Income fell to a little less than £2.5bn, pushing profits down 49 per cent to £668m compared with £1.32bn for the same period last year. Overall adjusted profit before tax fell 5 per cent to £1.69bn.

The hit taken by the group’s profits because of problems with the investment banking arm come just weeks after shareholders including Standard Life slammed the bank’s proposed bonus hike in the wake of a similar slide through 2013.

At the Barclays annual general meeting last month, more than a third of investors refused to back the bank’s remuneration report, with shareholders arguing the bank should not have increased bonuses in a year when the bank’s profits fell by more than a third.

Alison Kennedy, governance and stewardship director at Standard Life, Barclays’ sixth largest investor, said: “We are unconvinced that the amount of the 2013 bonus pool was in the best interest of shareholders.”

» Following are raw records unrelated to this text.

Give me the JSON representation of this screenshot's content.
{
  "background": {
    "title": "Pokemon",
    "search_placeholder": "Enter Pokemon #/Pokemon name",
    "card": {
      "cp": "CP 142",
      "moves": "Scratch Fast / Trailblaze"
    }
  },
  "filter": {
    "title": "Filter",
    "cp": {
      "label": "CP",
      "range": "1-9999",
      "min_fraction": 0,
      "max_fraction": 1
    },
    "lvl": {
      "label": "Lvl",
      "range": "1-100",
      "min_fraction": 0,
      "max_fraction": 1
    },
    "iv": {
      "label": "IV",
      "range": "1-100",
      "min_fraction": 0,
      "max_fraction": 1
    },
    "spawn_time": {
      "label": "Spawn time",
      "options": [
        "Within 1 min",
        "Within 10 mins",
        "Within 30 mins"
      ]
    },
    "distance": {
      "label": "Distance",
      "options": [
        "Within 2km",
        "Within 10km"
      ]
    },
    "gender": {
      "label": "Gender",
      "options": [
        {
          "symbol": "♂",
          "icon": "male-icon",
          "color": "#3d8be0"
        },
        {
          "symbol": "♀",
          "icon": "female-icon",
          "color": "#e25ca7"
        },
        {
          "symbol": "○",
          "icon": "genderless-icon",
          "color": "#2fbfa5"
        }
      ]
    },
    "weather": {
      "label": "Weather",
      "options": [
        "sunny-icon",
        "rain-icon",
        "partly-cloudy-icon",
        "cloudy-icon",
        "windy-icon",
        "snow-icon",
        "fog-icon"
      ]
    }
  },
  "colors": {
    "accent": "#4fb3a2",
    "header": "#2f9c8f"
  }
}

The banking giant blamed the fall in income at the start of this year primarily on “challenging trading conditions resulting in subdued client activity across rates and credit”, as well as changes in “business mix” in light of the ongoing strategic review of the investment bank.

The results revealed a profit before tax decreasing 5 per cent was driven by UK Retail, Barclaycard and Corporate, which together drove about half of the group’s income this quarter.

Antony Jenkins, group chief executive of Barclays, said the bank remains focused on balance sheet and capital.

He will update the market on Barclays strategy to deliver improved and sustainable returns and growth for our shareholders on Thursday (8 May).

Mr Jenkins said: “This plan will address issues underlying the performance challenges we have recently experienced, including positioning the investment bank for the new operating and regulatory environment.”